I’m not an atheist, but I still don’t claim to know what’s going to happen to me when I die. I cope with this by concentrating on living, and I live for myself.

  1. I zoom out (as I call it), i.e., I appreciate the relative insignificance of my life. When you realise how little your life matters in the grand scheme, you realise how insignificant your death is. It’s a surprising comfort, atcherly.

  2. Experience.

If you’re anything like me, in that you remember so few dreams you’d swear you don’t have them, you pretty much head into a dark place where you cease to exist whenever you go to sleep. What is existence but your ability to perceive your environment?

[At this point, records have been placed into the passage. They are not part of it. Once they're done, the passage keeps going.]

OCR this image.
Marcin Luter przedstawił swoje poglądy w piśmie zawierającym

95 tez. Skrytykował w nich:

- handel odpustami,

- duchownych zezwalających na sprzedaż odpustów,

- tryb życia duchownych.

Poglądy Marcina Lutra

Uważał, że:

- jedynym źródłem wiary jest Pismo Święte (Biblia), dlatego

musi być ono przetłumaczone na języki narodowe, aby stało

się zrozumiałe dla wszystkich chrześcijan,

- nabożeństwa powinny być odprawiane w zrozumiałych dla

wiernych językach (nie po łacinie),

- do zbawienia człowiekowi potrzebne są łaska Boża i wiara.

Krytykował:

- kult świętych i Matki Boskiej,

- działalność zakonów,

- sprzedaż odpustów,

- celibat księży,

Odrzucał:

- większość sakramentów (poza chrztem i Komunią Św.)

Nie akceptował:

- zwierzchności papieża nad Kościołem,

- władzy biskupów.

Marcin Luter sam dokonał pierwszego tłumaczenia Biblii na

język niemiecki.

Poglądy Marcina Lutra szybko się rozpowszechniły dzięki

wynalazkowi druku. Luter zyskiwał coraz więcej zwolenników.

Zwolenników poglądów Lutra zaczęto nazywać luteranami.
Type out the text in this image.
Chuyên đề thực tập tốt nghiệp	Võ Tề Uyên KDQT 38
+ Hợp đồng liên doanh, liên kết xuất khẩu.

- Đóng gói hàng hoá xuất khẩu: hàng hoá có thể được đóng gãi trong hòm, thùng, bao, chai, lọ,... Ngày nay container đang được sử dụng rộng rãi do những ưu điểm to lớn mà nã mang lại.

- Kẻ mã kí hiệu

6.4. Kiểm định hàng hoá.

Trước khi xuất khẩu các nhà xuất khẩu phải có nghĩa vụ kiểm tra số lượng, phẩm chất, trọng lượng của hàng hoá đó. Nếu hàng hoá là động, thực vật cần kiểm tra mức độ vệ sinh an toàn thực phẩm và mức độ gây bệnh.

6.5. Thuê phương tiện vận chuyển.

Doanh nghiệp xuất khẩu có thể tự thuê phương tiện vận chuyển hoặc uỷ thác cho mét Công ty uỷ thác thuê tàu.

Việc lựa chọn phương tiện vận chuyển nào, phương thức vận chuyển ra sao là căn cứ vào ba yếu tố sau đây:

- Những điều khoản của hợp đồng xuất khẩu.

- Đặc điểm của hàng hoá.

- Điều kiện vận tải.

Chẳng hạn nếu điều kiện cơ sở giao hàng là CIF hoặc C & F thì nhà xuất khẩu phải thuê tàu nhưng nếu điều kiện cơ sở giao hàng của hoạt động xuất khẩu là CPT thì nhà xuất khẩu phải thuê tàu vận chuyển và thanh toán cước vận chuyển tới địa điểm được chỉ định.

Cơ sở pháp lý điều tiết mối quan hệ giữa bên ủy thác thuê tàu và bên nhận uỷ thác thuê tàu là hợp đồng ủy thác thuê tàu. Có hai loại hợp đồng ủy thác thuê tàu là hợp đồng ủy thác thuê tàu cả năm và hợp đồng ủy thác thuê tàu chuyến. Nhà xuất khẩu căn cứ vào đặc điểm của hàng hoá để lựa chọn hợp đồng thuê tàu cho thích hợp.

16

I’m not consciously doing anything as I sleep and since I can’t remember subconsciously doing anything, it becomes irrelevant. For all intents and purposes, I may as well not exist during those hours. I see death as much the same way. I suppose you could say I “die” every night?

lol, ditto!
I’ve never heard it put quite that way.

Further…if that’s what death is like, then those moments before death…man, those are going to be just euphorically golden if my state before dropping off into sleep is any comparison!